Defaults.Exposed

Defaults.Exposed › Berichte

Tauchen wir ein in WHOIS: Die leistungsstärksten TLDs für Domain-Sicherheit (2026)

Veröffentlicht 2026-06-29

Zahlen vom 2026-06-28 · Methodik v7. Aggregierte Zensusdaten – keine individuellen Bewertung eines einzelnen Unternehmens wird jemals veröffentlicht. Siehe wie wir das Internet bewertet haben.

Führen Sie einen dig gegen das ganze Internet durch, und eine Zahl ragt heraus: von 260 Millionen bewerteten Domains erhalten nur 0,022% – etwa 1 von 4.600 – eine A oder A+, die beiden Topbewertungen für Sicherheitskonfiguration. Die A-Klasse ist die seltenste Luft online. Aber sie ist nicht gleichmäßig verteilt: einige Top-Level-Domains beherbergen ungefähr das 5,8×-fache ihres Anteils. Führen wir also einen WHOIS bei den Gewinnern durch und fragen, welche TLDs tatsächlich Sicherheit gut konfigurieren.

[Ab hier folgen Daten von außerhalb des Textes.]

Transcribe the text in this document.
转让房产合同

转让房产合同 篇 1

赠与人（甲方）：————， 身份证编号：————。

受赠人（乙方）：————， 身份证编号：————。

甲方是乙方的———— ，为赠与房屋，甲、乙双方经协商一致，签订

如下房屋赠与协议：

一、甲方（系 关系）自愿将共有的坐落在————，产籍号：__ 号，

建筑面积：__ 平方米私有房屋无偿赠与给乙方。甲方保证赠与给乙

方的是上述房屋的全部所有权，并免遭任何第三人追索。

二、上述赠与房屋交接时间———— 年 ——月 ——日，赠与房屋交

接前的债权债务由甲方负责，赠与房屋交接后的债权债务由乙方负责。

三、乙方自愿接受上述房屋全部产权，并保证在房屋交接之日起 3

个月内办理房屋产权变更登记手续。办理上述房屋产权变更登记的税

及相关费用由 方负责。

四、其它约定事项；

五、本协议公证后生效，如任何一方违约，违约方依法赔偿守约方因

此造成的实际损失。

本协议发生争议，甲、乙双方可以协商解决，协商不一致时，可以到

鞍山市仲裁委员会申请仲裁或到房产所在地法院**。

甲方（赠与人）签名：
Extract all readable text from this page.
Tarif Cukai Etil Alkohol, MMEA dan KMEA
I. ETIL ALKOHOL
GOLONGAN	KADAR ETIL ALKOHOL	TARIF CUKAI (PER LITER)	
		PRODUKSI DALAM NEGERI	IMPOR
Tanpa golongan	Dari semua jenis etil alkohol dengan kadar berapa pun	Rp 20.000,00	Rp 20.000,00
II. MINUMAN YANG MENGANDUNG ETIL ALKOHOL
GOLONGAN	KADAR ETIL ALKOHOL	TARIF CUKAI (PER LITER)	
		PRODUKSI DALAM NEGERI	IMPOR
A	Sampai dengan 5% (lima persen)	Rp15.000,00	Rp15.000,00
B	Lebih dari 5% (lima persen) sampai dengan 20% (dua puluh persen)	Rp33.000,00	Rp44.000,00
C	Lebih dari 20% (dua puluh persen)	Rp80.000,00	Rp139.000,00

dig +short: das A/A+-Ranking

Eingestuft nach dem Anteil der bewerteten Domains jeder TLD, die eine A oder A+ verdienen – nur robuste Abdeckungen (mindestens 100.000 bewertete Domains, was 112 TLDs im Rennen lässt):

#TLDA/A+-Anteil
1.email0,12%
2.dev0,12%
3.nl0,11%
4.dk0,11%
5.io0,10%
6.no0,09%
7.ee0,09%
8.ai0,09%
9.sg0,09%
10.nz0,07%

Balkendiagramm der Top-Level-Domains mit dem höchsten Anteil an bewerteten A- und A+-Domains, angeführt von .email

.email führt mit 0,12% an. Lesen Sie diese Zahl zweimal: Selbst die am besten konfigurierte Ecke des Internets schafft es nur zu einem Bruchteil eines Prozent auf der A-Klasse. „Best-performing” hier ist eine relative Krone, keine Siegesrunde – was das unbequeme Thema ist, das durch die gesamte Notenkurve läuft.

WHOIS tatsächlich gewinnen

Zwei Stämme sitzen an der Spitze der Tabelle, und keiner ist dort zufällig.

Die Builder-Endungen. Domains wie .email, .dev und .io werden überwiegend von Menschen gekauft, die bereits wissen, was ein MX-Record ist. Entwickler, Infrastruktur-Teams und Technologieunternehmen neigen zu diesen Endungen – und dieselben Leute greifen zu DMARC, HSTS und DNSSEC aus Gewohnheit. Die TLD ist wirklich ein Proxy für die technische Kompetenz derjenigen, die ihre DNS veröffentlichen.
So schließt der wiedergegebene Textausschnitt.